Sacrificing the Commons
When the GOP tax plan fails like the Kansas experiment, this time on a national scale, the economic cannibalism will begin in earnest. The social safety net will be sacrificed on the altar of conveniently resurrected fiscal responsibility.
The handwriting is already on the wall. In addition to appealing to financial black magic, the GOP is financing corporate welfare by plundering the commons. A provision of the tax bill eliminates the individual mandate of Obamacare, which will deprive an estimated 13 million Americans of healthcare and drive up rates for many others. And sequestration provisions already in effect will trigger automatic cuts to Medicare, Social Security, and federal student loans when deficits explode, as they are certain to do. A particularly diabolical provision limits deductions for state and local taxes to $10,000, punishing Blue states like California, Connecticut, and New York with higher taxes and more robust safety nets. Meanwhile, CHIP (the Children’s Health Insurance Program), which serves nine million children, has run out of funds while the GOP prioritizes tax cuts for the wealthy.
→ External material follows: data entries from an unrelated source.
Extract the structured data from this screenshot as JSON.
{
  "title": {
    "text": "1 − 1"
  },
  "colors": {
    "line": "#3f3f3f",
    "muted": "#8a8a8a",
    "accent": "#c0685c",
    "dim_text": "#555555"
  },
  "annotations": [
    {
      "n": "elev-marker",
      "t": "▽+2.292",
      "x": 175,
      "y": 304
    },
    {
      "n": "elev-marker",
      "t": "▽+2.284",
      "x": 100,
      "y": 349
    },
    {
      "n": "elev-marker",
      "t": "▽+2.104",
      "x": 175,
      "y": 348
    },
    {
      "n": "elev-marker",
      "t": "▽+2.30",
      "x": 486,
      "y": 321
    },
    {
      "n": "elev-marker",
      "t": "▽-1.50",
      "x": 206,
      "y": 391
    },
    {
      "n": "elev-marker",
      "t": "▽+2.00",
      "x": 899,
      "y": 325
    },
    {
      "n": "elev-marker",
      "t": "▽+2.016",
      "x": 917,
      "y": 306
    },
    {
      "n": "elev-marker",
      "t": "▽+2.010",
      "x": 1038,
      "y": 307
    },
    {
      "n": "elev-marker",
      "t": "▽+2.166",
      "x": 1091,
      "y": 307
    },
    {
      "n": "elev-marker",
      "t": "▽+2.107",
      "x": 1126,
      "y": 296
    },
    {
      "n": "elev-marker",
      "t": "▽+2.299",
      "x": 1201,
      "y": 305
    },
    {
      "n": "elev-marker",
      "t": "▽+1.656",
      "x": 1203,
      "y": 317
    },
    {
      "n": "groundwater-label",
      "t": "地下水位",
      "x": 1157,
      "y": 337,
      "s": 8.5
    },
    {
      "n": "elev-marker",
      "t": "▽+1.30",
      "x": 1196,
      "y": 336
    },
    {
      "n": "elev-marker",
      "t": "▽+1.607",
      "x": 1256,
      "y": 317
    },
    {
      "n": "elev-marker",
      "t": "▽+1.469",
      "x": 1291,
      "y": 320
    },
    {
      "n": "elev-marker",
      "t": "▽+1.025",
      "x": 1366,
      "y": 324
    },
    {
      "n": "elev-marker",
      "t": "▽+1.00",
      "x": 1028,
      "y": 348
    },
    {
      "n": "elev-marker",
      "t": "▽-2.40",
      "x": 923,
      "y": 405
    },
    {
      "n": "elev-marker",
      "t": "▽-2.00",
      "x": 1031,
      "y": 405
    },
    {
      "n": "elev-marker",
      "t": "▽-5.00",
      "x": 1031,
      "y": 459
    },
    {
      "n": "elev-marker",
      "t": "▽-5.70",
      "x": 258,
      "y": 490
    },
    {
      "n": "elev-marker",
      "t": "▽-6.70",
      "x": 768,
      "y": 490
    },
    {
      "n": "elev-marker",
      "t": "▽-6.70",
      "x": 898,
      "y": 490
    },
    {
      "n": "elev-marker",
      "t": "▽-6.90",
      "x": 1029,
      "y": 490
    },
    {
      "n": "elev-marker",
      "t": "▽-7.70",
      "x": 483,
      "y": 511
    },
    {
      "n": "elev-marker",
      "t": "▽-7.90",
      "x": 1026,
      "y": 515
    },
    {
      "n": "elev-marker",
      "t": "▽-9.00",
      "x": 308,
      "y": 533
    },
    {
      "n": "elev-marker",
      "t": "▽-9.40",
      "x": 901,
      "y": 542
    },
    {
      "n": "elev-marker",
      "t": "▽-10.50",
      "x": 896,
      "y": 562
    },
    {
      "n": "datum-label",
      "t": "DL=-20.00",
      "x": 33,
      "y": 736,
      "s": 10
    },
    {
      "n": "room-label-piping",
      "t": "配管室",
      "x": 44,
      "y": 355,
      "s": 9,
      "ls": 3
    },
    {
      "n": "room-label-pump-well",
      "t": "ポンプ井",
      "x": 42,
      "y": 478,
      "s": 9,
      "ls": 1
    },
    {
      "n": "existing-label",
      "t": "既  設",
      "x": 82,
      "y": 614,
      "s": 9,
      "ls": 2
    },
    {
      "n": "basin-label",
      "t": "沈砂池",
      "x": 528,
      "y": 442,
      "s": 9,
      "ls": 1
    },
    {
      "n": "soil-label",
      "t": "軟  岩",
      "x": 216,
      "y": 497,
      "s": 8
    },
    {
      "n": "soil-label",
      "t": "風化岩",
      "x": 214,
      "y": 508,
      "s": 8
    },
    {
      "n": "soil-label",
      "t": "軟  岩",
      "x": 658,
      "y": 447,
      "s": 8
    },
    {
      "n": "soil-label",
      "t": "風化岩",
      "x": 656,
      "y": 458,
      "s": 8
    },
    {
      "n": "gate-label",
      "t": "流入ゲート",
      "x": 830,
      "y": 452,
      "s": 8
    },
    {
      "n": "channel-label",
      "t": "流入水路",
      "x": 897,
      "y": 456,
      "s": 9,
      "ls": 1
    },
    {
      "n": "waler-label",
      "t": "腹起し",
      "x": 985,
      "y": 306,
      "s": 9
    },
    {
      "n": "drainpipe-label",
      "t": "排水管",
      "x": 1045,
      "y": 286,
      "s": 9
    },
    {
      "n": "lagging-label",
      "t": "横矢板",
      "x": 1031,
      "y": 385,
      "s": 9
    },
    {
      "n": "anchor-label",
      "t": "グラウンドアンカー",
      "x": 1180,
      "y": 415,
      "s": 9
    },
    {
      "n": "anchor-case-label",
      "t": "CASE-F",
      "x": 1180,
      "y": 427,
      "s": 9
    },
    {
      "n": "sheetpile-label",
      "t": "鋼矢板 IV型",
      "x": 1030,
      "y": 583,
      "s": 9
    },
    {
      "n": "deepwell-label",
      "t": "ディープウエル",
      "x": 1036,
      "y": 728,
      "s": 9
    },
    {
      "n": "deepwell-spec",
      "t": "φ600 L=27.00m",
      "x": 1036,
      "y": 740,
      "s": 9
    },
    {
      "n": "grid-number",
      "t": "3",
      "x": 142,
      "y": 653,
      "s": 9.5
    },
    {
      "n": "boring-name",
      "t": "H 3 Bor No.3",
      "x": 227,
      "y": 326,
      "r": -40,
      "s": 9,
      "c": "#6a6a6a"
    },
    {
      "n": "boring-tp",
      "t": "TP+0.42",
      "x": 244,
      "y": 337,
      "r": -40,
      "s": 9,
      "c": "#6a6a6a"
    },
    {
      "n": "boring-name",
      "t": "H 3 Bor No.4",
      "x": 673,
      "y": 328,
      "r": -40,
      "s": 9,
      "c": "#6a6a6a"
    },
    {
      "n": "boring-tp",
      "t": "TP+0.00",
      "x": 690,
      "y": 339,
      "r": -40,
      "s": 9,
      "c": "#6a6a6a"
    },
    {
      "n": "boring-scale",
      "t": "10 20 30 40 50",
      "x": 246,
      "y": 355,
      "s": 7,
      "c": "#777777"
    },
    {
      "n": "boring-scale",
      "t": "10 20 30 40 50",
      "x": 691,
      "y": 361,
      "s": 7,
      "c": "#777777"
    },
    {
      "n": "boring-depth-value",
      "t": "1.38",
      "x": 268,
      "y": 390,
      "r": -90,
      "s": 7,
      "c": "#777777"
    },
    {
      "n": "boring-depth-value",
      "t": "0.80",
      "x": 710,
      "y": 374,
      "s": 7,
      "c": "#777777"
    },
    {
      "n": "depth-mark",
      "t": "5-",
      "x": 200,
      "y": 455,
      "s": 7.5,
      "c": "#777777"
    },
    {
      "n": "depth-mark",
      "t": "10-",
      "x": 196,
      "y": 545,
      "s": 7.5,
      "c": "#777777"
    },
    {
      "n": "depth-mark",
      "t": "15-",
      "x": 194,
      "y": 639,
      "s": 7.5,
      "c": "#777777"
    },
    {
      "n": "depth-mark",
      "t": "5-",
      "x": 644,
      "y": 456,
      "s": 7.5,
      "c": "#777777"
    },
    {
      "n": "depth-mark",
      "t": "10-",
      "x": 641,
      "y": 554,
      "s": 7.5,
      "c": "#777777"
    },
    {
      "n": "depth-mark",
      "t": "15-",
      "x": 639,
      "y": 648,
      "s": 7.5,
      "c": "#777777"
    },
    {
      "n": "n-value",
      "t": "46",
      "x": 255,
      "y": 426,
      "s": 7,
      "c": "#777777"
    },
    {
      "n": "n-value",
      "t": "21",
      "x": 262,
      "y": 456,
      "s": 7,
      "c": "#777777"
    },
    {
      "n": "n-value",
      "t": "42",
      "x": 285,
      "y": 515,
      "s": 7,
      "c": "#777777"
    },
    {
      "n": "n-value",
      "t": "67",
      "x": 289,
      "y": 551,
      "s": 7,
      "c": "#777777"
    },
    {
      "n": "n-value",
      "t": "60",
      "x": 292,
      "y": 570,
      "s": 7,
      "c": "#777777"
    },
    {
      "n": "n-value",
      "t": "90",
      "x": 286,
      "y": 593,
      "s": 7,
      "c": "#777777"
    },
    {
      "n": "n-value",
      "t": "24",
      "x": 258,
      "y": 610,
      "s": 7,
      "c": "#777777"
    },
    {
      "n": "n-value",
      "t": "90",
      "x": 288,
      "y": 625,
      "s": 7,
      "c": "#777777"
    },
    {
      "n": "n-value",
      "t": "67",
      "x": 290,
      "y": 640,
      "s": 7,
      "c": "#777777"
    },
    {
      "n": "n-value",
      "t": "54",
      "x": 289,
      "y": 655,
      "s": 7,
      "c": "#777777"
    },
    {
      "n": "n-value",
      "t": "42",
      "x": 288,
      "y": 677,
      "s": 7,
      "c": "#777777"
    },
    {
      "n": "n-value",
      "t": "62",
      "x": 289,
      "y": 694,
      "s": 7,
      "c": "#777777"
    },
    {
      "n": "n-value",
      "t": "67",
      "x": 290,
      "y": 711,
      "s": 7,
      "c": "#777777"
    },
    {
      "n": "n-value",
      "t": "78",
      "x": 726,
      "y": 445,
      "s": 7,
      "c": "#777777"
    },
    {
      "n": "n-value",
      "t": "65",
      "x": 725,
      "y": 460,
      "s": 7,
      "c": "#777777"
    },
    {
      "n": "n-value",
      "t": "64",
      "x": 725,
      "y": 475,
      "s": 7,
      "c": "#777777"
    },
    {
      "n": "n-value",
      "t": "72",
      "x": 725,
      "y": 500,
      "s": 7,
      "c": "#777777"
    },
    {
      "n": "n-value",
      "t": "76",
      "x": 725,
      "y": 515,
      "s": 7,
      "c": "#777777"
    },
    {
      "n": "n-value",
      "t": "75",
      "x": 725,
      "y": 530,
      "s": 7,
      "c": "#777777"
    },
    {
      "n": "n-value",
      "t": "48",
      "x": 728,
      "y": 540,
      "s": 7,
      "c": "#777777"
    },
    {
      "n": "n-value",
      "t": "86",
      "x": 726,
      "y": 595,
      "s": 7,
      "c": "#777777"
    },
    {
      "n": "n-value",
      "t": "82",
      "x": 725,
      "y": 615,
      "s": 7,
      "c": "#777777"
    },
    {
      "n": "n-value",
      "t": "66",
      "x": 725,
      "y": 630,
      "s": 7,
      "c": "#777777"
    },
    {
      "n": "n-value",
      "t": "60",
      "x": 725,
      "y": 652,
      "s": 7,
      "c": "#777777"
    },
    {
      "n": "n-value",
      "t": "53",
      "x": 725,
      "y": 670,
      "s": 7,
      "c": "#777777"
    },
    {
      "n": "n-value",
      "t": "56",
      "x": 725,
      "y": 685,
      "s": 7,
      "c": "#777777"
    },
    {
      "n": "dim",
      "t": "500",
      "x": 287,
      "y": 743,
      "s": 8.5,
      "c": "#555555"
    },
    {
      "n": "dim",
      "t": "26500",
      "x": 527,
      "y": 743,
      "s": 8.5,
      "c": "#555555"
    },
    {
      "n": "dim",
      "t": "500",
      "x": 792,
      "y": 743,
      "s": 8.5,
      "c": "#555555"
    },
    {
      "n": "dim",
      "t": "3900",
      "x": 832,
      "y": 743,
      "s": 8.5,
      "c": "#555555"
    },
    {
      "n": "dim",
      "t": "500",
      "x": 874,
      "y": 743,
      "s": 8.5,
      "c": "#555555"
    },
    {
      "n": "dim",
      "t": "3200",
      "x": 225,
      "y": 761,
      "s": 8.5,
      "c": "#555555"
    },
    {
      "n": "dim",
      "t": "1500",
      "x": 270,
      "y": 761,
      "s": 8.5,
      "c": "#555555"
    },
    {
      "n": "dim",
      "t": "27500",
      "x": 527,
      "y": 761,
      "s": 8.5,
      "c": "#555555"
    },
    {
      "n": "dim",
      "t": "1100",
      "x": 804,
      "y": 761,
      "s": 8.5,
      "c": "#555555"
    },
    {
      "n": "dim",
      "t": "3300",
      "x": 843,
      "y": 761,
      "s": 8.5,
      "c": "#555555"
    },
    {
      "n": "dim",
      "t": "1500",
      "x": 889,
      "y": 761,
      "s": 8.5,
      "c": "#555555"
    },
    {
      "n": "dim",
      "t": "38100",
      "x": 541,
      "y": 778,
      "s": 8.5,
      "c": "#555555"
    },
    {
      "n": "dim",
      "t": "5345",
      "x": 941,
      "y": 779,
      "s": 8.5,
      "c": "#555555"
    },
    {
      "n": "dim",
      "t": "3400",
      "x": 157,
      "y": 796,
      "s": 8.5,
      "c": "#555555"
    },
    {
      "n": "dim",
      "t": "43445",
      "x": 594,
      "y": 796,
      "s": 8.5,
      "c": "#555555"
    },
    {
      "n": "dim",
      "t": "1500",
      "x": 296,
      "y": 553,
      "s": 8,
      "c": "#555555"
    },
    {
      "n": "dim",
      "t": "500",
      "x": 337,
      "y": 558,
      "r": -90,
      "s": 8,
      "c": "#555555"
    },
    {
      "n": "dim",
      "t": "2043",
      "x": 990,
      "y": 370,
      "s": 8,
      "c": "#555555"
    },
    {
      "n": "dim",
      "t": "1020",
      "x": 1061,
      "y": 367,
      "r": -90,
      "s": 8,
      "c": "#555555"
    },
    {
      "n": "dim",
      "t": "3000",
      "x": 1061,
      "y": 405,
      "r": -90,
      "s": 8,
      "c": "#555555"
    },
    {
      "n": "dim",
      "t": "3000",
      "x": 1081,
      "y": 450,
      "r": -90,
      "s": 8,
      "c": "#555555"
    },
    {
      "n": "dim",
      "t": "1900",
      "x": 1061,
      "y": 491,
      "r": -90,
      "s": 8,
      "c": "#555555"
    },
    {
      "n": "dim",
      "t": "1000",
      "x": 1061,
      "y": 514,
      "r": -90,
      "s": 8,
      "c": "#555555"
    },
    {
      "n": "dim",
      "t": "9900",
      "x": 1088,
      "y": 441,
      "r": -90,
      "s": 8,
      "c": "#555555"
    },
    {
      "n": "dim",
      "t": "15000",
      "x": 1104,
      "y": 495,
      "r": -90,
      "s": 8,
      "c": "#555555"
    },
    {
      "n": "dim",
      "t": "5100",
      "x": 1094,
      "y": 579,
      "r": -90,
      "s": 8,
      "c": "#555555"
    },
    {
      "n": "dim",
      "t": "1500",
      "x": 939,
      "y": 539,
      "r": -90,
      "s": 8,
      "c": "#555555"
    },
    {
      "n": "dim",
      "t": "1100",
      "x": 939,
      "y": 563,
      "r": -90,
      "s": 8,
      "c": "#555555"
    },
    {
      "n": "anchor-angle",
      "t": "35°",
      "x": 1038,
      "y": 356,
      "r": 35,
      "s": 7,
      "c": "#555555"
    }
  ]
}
This is a tax bill of, by, and for the oligarchs, the kingmakers who now own the GOP lock, stock, and soul. This so-called “tax reform” bill has fingerprints all over it, notably those of The American Legislative Exchange Council (ALEC) and its corporate and billionaire patrons. It enacts a massive transfer of wealth to the super rich. It opens up the Arctic National Wildlife Refuge to oil and gas exploration at a moment of extreme climate peril. And it may well mark the beginning of the end for public education, national health care, Social Security, Medicare, and Medicaid, all of which will become GOP-sanctioned targets once deficits explode.
You Can’t Fool All the People All the Time
Most Americans already see through the scam. A Quinnipiac poll of November 15 revealed that voters oppose the bill by a margin of 2-1. If there’s a silver lining to this vile legislation, it is this: the GOP is unmasked. For decades the party of the marauding plutocracy has masqueraded as the party of God and fiscal responsibility. So evil and irresponsible is this tax bill that “the scales will fall from their eyes,” and the American people will see, at last, the rapaciousness of the GOP that Rupert Murdoch, Fox News, and the Koch Brothers have wrought.